I think I have properly installed npm http-server. My problem has to do with accessing folders at a higher level in the directory than where index.html is located. The basic file structure is this:
./libs/three/three.js
./css/default.css
./src/subdir/js/app.js
./src/subdir/index.html
In index.html, external JS files are referenced at:
…/…/libs/three/three.js
…/…/css/default.css
My startup sequence (Windows 10) looks like this:
In command prompt (created when NPM installed)
Navigate to folder containing index.html
Start http-server
In browser (Chrome) enter URL: http://localhost:8080/index.html
The html “title” is reproduced in the browser tab but all the files in folders higher in the file system than index.html are not found (“Error 404”). For example, yields an error.
If I move the “not found” files down to the index.html level all is fine.
What’s wrong?
Your node server will only serve files below the level that it is run in for security reasons. So you will need to run your server in the ./ directory, and access the page using http://localhost:8080/src/subdir/index.html
If the node server didn’t work this way, running a server would allow external people access to all the files on your computer, which I’m sure nobody wants.

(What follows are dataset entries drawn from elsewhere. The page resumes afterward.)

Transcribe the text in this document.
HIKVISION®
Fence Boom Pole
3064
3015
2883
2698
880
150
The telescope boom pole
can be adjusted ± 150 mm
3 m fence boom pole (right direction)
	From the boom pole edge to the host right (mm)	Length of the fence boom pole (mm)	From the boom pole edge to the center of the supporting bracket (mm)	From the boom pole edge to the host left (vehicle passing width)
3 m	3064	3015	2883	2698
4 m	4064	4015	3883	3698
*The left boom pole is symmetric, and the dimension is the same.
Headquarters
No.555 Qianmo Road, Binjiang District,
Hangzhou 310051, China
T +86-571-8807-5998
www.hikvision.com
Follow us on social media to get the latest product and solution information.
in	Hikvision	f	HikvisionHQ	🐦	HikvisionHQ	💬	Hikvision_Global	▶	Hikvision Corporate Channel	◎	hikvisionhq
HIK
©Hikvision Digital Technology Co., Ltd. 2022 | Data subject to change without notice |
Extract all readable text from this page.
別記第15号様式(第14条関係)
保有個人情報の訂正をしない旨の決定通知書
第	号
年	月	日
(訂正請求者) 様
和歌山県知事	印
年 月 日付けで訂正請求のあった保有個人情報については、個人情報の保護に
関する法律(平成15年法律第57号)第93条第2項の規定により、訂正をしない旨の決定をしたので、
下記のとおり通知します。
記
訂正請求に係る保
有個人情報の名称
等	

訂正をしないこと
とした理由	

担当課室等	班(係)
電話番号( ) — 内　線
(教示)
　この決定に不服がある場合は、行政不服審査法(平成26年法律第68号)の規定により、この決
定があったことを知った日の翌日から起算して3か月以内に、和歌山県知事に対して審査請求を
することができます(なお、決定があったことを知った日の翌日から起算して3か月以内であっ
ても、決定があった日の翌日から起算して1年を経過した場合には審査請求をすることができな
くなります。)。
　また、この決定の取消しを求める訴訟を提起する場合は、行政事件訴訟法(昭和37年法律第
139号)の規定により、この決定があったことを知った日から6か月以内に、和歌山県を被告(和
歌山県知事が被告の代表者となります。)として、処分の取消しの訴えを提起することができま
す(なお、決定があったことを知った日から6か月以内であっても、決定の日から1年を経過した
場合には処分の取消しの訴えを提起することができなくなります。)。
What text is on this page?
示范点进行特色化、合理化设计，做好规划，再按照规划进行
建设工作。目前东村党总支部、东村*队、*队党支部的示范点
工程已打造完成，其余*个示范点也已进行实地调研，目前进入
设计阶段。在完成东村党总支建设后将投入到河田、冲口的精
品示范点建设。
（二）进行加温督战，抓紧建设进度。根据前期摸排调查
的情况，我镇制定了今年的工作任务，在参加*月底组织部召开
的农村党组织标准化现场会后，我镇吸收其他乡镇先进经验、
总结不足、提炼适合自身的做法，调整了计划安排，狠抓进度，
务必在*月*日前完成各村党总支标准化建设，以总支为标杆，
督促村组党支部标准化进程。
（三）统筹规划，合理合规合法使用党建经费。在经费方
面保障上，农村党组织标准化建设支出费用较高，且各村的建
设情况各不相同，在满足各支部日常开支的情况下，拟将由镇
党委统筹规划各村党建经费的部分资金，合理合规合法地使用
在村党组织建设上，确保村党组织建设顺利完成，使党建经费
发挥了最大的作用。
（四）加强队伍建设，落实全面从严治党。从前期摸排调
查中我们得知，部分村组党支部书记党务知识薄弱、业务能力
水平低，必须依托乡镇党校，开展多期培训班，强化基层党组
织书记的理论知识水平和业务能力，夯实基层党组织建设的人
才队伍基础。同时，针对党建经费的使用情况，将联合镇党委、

Thanks, calrk, for the clear explanation. It makes perfect sense. The “not found” error (404) isn’t very helpful but how would the html processor know to tell the user the whole story?
The main problem is what @calrk mentioned, if you are looking for ways to setup your project you can read further.
By convention the files you want to make public from your server is put in a public folder.
You ideally only want to expose that to the public internet and and you can put all your html, js, css files there.
Then you could start your server from the public folder and in your html the path / will refer to this folder and you can point to files below it from there. eg: /js/libs/three.js, /css/style.css etc.
src folders are best not exposed and if you have code in there you want to expose to public you ideally run an automated process to ‘build’ it into the public folder (which could just mean copying it).
Thanks amitizkpa for your input to my beginner problem with running http-server.
I am working strictly locally on my own computer building “fun” projects. (You know software engineering: 90% sweat and frustration, 10% “hurray, it works”.) But I might build a Web app or two on a publicly accessible site available through my ISP. So your input is very much appreciated.